TIGA BELAS - Candice, As Sweet As Candy

669 113 54
                                    

***

Beberapa waktu lalu Sankhara mengatakan kepada Rafael bahwa Candice bersedia menemuinya di taman dalam sebuah Mall.

Saat Rafael meminta nomor telepon Candice, Sankhara mengatakan bahwa dia sudah memberi nomor ponsel Rafael kepada adiknya, sehingga Rafael cukup datang dan menunggu telepon dari Candice saja.

Meski Rafael bukanlah tipe pria yang suka membiarkan wanita yang menelepon terlebih dahulu, ia tetap menuruti permintaan Sankhara. Sepertinya Candice yang mengusulkan untuk menelepon Rafael.

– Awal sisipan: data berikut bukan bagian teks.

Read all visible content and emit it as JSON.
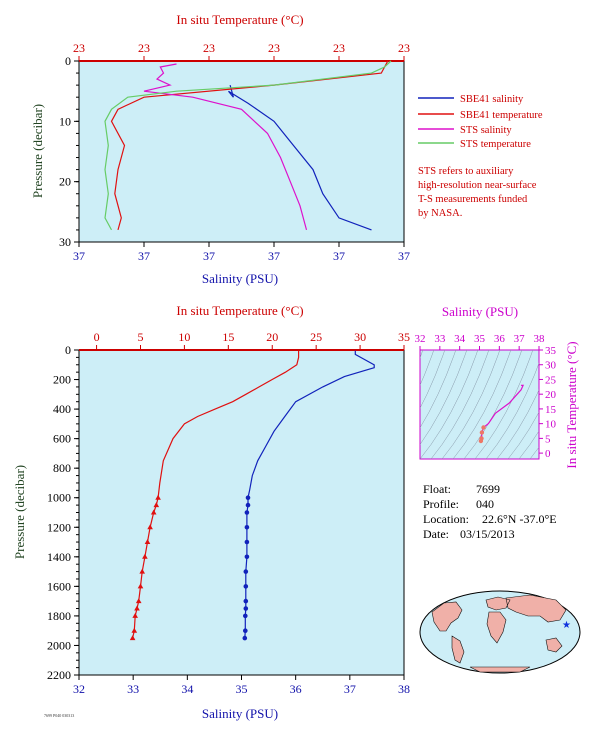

Masalahnya sekarang, Rafael sudah tiba setengah jam dari waktu yang dijanjikan dan berdiri sendirian di tengah-tengah taman. Wajahnya yang sudah tidak asing lagi di kalangan penduduk daerah itu, membuat beberapa orang mengenali dan mendekatinya untuk meminta foto bersama.

Rafael tidak suka berfoto, namun para penduduk itu mengagumi dirinya yang beberapa kali sempat masuk berita di layar kaca, sehingga ia tetap meladeni sesi foto instan itu dengan ramah. Ia hanya berharap adik Sankhara bisa cepat datang sehingga ia tidak perlu terus-terusan diajak berfoto.

Dan harapannya ternyata terkabul karena beberapa menit kemudian, ponselnya berbunyi. Ia pun pamit kepada orang-orang yang mengajaknya berfoto dan menyendiri di sudut taman untuk mengangkat telepon.

Rafael menatap sederet nomor asing yang terpampang di layar ponsel yang ia duga adalah nomor Candice, kemudian mengangkatnya. "Halo?"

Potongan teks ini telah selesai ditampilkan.